Credit default swaps: RIP

Janet Tavakoli, the president of Tavakoli Structured Finance, was quoted in this past Sunday New York Times: “The problems that we’ve had since the inception of the credit derivative market have never been solved in any meaningful way. How many times do we want to live through this?”

The latest time being the debacle with Greek debt and whether accepting a “voluntary” cut of 50% of the value of this debt represents a a credit event for the credit derivatives markets.

Tavakoli added: “At this late date we still don’t know the risks that are out there. The market is opaque, bespoke and the regulators don’t know what they are doing.”
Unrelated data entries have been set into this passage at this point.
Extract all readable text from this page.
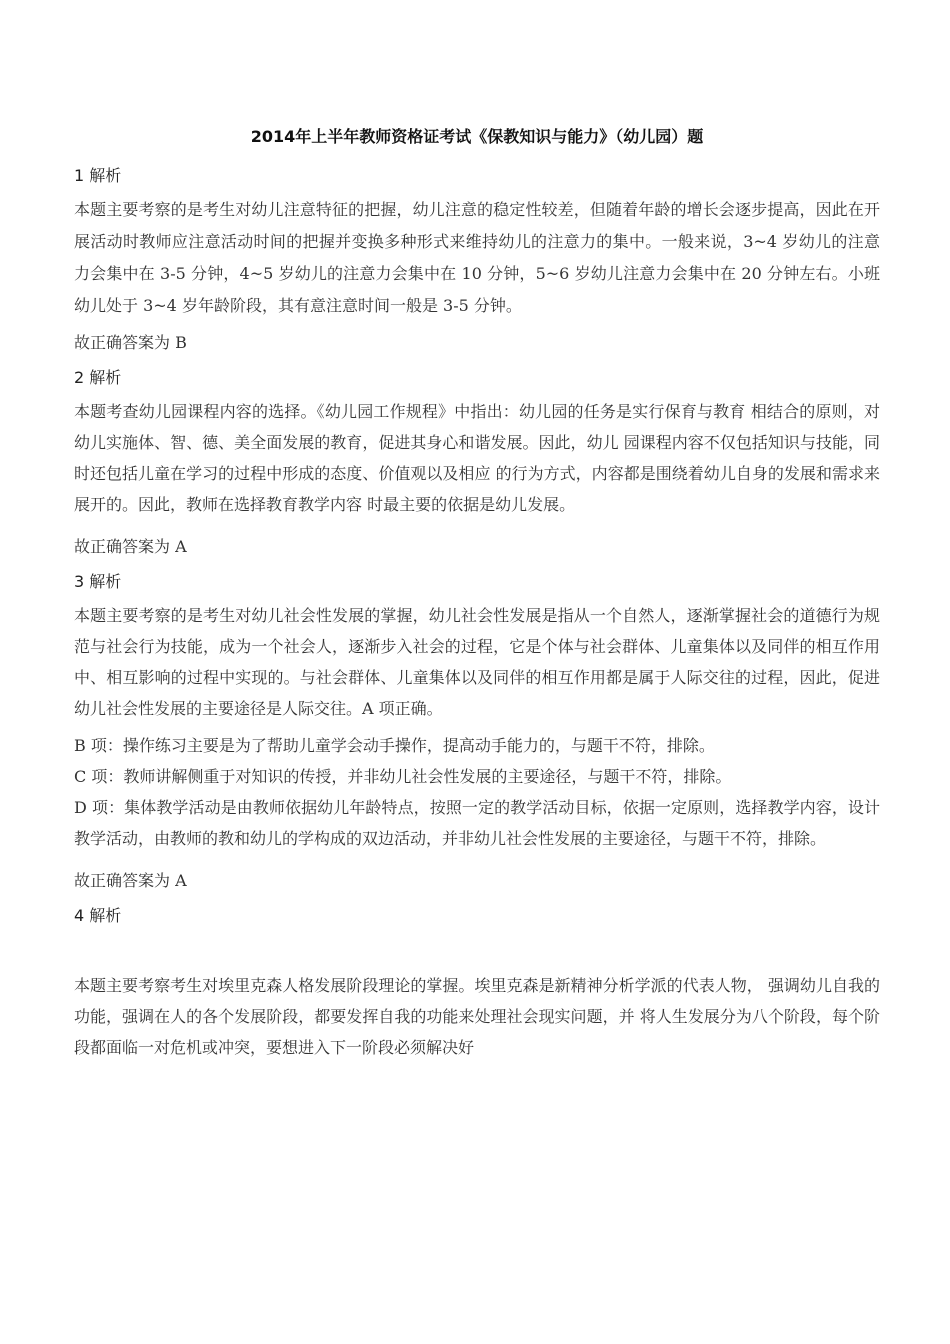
2014年上半年教师资格证考试《保教知识与能力》（幼儿园）题
1 解析

本题主要考察的是考生对幼儿注意特征的把握，幼儿注意的稳定性较差，但随着年龄的增长会逐步提高，因此在开展活动时教师应注意活动时间的把握并变换多种形式来维持幼儿的注意力的集中。一般来说，3~4 岁幼儿的注意力会集中在 3-5 分钟，4~5 岁幼儿的注意力会集中在 10 分钟，5~6 岁幼儿注意力会集中在 20 分钟左右。小班幼儿处于 3~4 岁年龄阶段，其有意注意时间一般是 3-5 分钟。

故正确答案为 B
2 解析

本题考查幼儿园课程内容的选择。《幼儿园工作规程》中指出：幼儿园的任务是实行保育与教育 相结合的原则，对幼儿实施体、智、德、美全面发展的教育，促进其身心和谐发展。因此，幼儿 园课程内容不仅包括知识与技能，同时还包括儿童在学习的过程中形成的态度、价值观以及相应 的行为方式，内容都是围绕着幼儿自身的发展和需求来展开的。因此，教师在选择教育教学内容 时最主要的依据是幼儿发展。

故正确答案为 A
3 解析

本题主要考察的是考生对幼儿社会性发展的掌握，幼儿社会性发展是指从一个自然人，逐渐掌握社会的道德行为规范与社会行为技能，成为一个社会人，逐渐步入社会的过程，它是个体与社会群体、儿童集体以及同伴的相互作用中、相互影响的过程中实现的。与社会群体、儿童集体以及同伴的相互作用都是属于人际交往的过程，因此，促进幼儿社会性发展的主要途径是人际交往。A 项正确。

B 项：操作练习主要是为了帮助儿童学会动手操作，提高动手能力的，与题干不符，排除。

C 项：教师讲解侧重于对知识的传授，并非幼儿社会性发展的主要途径，与题干不符，排除。

D 项：集体教学活动是由教师依据幼儿年龄特点，按照一定的教学活动目标，依据一定原则，选择教学内容，设计教学活动，由教师的教和幼儿的学构成的双边活动，并非幼儿社会性发展的主要途径，与题干不符，排除。

故正确答案为 A
4 解析

本题主要考察考生对埃里克森人格发展阶段理论的掌握。埃里克森是新精神分析学派的代表人物， 强调幼儿自我的功能，强调在人的各个发展阶段，都要发挥自我的功能来处理社会现实问题，并 将人生发展分为八个阶段，每个阶段都面临一对危机或冲突，要想进入下一阶段必须解决好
Ms. Tavakoli is absolutely right! For the reasons she has set out, the European Union and the European Central Bank have been terrified to tackle the Greek debt problem head-on from the beginning. No one in Europe knows what the financial fall-out might be – a very sad indictment of policy-making and regulation.
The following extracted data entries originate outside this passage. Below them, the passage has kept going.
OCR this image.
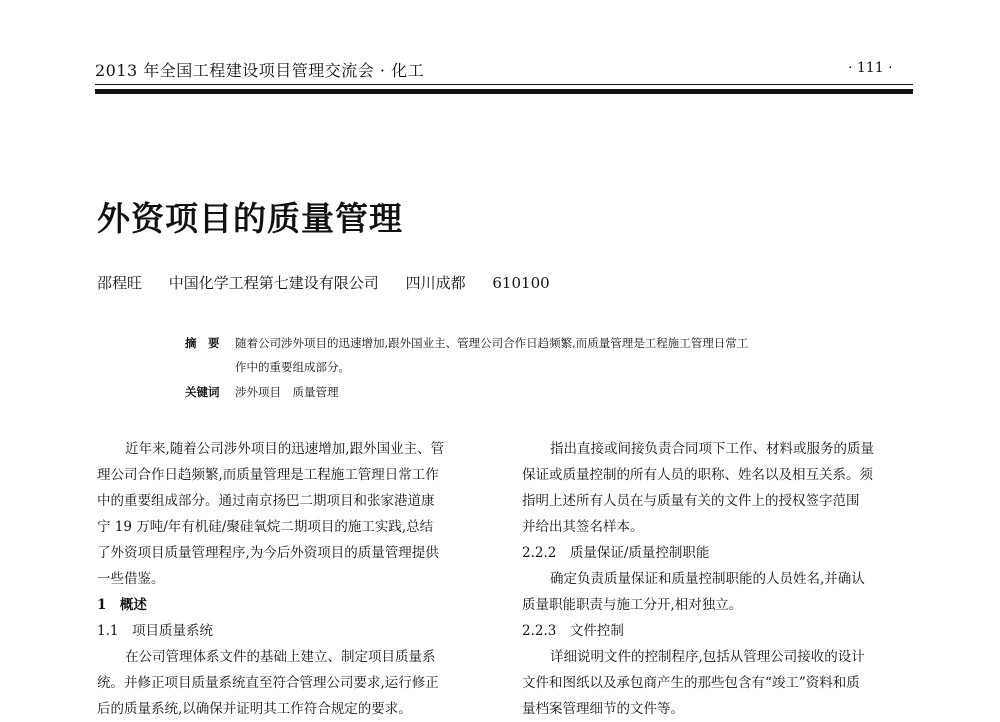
2013 年全国工程建设项目管理交流会 · 化工	· 111 ·
外资项目的质量管理
邵程旺 中国化学工程第七建设有限公司 四川成都 610100
摘　要 随着公司涉外项目的迅速增加,跟外国业主、管理公司合作日趋频繁,而质量管理是工程施工管理日常工
作中的重要组成部分。
关键词 涉外项目　质量管理
近年来,随着公司涉外项目的迅速增加,跟外国业主、管
理公司合作日趋频繁,而质量管理是工程施工管理日常工作
中的重要组成部分。通过南京扬巴二期项目和张家港道康
宁 19 万吨/年有机硅/聚硅氧烷二期项目的施工实践,总结
了外资项目质量管理程序,为今后外资项目的质量管理提供
一些借鉴。
1　概述
1.1　项目质量系统
在公司管理体系文件的基础上建立、制定项目质量系
统。并修正项目质量系统直至符合管理公司要求,运行修正
后的质量系统,以确保并证明其工作符合规定的要求。
指出直接或间接负责合同项下工作、材料或服务的质量
保证或质量控制的所有人员的职称、姓名以及相互关系。须
指明上述所有人员在与质量有关的文件上的授权签字范围
并给出其签名样本。
2.2.2　质量保证/质量控制职能
确定负责质量保证和质量控制职能的人员姓名,并确认
质量职能职责与施工分开,相对独立。
2.2.3　文件控制
详细说明文件的控制程序,包括从管理公司接收的设计
文件和图纸以及承包商产生的那些包含有“竣工”资料和质
量档案管理细节的文件等。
Let me suggest that policy-makers just kill the credit derivative markets altogether by not permitting any regulated financial institution from participating in any such market.

Whenever an investor buys a bond, there is a risk premium, over and above any risk premium on US Government bonds with the same duration to maturity, built into the interest rate for the bond. This premium is intended to compensate for the investor’s expected losses in case the issuer defaults. But we live in a 0-1 world, so there will be defaults in some cases and no defaults or losses in most cases. This is where diversification enters the picture. If an investor holds a diversified portfolio of bonds, on average, the realized losses ex post should equal the expected losses ex ante. Thus, diversification and the risk premiums should provide adequate insurance for investors.

If credit derivatives are priced properly; that is, their prices reflect the risk premiums built into each bond issue, there is no benefit for investors to buy credit default insurance. Only if the price is below the risk premium, a recipe for losses and ultimately disaster for the sellers of the credit derivatives, is there any benefit for investors. But in this case, investors have to be wary of the counter-party risk that the “insurer” will be able to cover the losses when a default occurs.

If the sellers of credit derivatives (the insurers) do not set aside ample reserves, they will not be able to honor their “commitments” when defaults do occur. Thus, we do not really have an insurance market. Rather it is a combination of a Ponzi scheme and a casino. These markets should be an easy target for organized crime.

Thus, let’s do away entirely with the charade and shut down these markets. This will make life easier for regulators, and eliminate some uncertainty from financial markets.

The opinions expressed in this blog are personal and do not reflect the views of either Global Brief or the Glendon School of Public and International Affairs.